Archive for October, 2008

Certain Leading Concepts Explained - Part III

Monday, October 6th, 2008

(This post is the third and final post,  in a series of posts which tries to explain Dr. Maria Montessori’s interpretations of certain leading concepts. The previous post dealt with her interpretation  of the concept of Adaptation and  Development. The present post provides her interpretations of the concepts of “Heredity” and “the Unconscious”. )

Heredity

By heredity we mean the transmission from parents to their offspring of physical and psychic characteristics. Some children resemble their father, others their mother, but usually the child’s resemblance to one or both of the parents is striking. This applies not only to the colour of the hair of the formation of the bones, but also in many cases to the behaviour.

At the same time, heredity works differently with man and other animals. While a European dog would find himself perfectly at home with other dogs in America, this is not true of human beings, and there is no probablity that the son of a doctor or an engineer.

And if an Italian is brought up by Indians in India, he will not be able to speak Italian. A Florentine dog, on the other hand, will speak the same language as a dog in Manhatten.

The Unconscious

The term unconscious has been used with shades of meaning. In Dr. Montessori’s thoughts it has nothing to do with personal psychology, when we speak of the unconscious we mean that universal intelleigence which directs the whole of creation, the universe and all that is in it from stars to atoms, from the single cells of plants and animals to the complete structure made by the cells. The unconscious directs both the formation and the behaviour of everything that is and through the interplay of all the individual components, animate and inanimate alike, maintains harmony in the universe and makes possible the future.

Since neither plants, animals nor human beings feel his directing intelligence at work, with their unconscious instincts, guiding their behaviour.

There were also ducks living with the chickens. The mother hen used to make enthusiastic noises when food was brought, pretending that she was going to eat it all; the mother duck made similar noises for her brood.
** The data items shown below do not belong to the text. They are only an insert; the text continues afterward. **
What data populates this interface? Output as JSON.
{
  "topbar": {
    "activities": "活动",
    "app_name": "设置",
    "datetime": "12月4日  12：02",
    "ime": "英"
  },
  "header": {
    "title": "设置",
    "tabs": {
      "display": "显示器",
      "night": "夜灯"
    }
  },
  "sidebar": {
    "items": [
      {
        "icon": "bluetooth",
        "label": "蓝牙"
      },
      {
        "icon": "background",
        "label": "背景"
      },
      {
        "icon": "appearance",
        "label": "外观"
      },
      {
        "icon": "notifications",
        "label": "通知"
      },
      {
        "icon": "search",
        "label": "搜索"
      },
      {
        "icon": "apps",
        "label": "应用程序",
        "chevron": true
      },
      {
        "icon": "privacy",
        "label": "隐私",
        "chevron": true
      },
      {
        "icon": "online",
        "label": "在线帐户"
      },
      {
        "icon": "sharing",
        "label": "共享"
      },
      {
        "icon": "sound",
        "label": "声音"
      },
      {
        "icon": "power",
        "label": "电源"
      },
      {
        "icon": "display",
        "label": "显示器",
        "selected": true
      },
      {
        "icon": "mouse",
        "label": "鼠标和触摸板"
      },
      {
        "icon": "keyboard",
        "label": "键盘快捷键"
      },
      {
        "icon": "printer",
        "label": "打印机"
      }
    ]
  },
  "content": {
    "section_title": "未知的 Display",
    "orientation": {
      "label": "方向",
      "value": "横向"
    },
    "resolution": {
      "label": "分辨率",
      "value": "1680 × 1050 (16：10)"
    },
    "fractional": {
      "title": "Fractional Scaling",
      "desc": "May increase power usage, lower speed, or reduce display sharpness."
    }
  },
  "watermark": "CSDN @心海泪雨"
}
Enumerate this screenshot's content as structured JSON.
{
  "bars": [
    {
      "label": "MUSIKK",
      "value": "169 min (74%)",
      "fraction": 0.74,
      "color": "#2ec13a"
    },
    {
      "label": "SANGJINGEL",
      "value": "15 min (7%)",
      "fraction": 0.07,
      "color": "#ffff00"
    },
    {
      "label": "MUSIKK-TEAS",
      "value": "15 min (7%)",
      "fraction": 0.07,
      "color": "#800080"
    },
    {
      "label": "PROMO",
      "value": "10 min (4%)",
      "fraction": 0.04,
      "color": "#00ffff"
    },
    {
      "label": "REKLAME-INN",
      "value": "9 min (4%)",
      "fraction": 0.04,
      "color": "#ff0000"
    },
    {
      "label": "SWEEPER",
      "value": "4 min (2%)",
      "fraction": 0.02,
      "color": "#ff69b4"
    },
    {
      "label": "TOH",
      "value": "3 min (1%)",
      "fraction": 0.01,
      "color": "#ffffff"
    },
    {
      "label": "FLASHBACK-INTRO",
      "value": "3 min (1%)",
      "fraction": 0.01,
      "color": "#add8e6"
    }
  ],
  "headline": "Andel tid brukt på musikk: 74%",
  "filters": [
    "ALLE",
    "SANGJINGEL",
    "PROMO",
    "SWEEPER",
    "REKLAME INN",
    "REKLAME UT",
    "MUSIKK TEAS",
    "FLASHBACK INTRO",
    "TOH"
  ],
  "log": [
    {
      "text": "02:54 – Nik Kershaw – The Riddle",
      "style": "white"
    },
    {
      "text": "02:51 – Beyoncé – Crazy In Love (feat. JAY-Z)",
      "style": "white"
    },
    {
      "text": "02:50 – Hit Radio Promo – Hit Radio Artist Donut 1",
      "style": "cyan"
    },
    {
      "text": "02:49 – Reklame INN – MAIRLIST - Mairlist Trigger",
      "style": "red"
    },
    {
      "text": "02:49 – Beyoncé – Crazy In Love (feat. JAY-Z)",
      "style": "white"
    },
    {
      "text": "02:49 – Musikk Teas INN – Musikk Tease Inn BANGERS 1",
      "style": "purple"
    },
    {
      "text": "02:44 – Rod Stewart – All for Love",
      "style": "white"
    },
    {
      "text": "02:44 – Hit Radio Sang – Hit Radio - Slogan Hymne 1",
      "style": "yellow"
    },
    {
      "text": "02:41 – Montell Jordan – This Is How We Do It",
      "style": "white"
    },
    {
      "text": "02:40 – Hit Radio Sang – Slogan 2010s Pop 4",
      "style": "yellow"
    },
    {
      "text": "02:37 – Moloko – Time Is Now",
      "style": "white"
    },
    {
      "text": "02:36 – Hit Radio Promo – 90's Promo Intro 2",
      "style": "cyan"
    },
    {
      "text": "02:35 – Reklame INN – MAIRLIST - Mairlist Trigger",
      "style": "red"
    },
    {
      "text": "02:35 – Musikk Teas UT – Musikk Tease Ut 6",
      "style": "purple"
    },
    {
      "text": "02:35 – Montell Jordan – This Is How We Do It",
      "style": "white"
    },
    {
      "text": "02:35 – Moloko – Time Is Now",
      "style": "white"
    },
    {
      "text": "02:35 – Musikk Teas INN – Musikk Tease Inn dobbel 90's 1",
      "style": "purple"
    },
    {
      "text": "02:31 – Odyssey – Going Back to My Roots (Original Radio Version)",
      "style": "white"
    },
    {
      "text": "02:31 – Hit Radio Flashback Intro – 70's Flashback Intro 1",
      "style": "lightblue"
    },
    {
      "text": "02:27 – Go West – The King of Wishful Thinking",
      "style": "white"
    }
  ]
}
One day when it rained, the mother duck made noises of delight, similar to the food noises. So both chickens and ducklings went out. But the chickens did not relish the rain, nor could the hen induce the ducklings to enjoy a dust bath. The unconscious guides the ducklings to water and the chickens to their dust-bath and the subconscious could not interfere with this pattern. They did not, and could not, change their natural behaviour; but they were able to add to it something which would adapt them to their particular conditions. The chickens might have boasted of their versatility: “Look, I can adapt myself to living either in domesticity or in the jungle.”

With other types of animals, however, it turns our differently. Though I have partly tamed lizards, I failed completely with frogs. Nor would any amount of patience and ingenuity influence shellfish or coral insects. The behaviour is guided solely by the unconscious. And when conditions become too adverse they die; a fish could not be taught to live on dry land.

Certain Leading Concepts Explained - Part II

Wednesday, October 1st, 2008

(This post is the second in a series of posts which tries to explain Dr. Maria Montessori’s interpretations of certain leading concepts. The previous post dealt with her interpretation  of the concept of education. The present post provides her interpretations of the concepts of “Adaptation” and “Development”. )

Adaptation

The child adopts himself to society and the world by building a psychosomatic structure which will enable him to enjoy a maximum of happiness in the conditions to which he has become adapted.

Adaptation normally implies a negative element. Western missionaries in India, for example, may announce that they have adapted themselves to Eastern conditions, but have found the process painful. This is equivalent to saying that, in spite of tremendous efforts to appreciate the food, climate, customs and people they encounter, their adaptation has remained partial or negative. Positive adaptation is to find your happiness; spiritually and physically; in the conditions which have become yours.

Development

Development means the process of becoming; the process one goes through after birth in order to reach maturity. It is too psychosomatic, for both body and spirit are involved. This development is directed by an energy which has been called the horme: that is the iresistable drive which is inherent in all organisms (non-living organisms are also impelled by it), which urges them to assume their specific bodies and the appropriate behaviour. For instance, a fertile hen’s egg contains the germinative cell which divides and multiplies, building the structure which eventually becomes a chicken. The various cells have received their own commands as to what they should build - beak, eye, feathers, internal organs - and an inner compulsion obliges them to complete their task. Once this process has begun, nothing except destruction can interfere with it. You can maim a child but - except by killing him, you cannot prevent him from growing.

Why does the egg become a chicken, or the acorn an oak, each reproducing detail by detail the pattern of its species? In the germinative cell there appears to be present some kind of unconscious memory, to which psychologists have given the name mneme. This must be present also in inanimate matter. Solutions of certain chemicals, for instance, will always produce the same type of crystals; the molecules invariably rearrange themselves in their characteristic shape.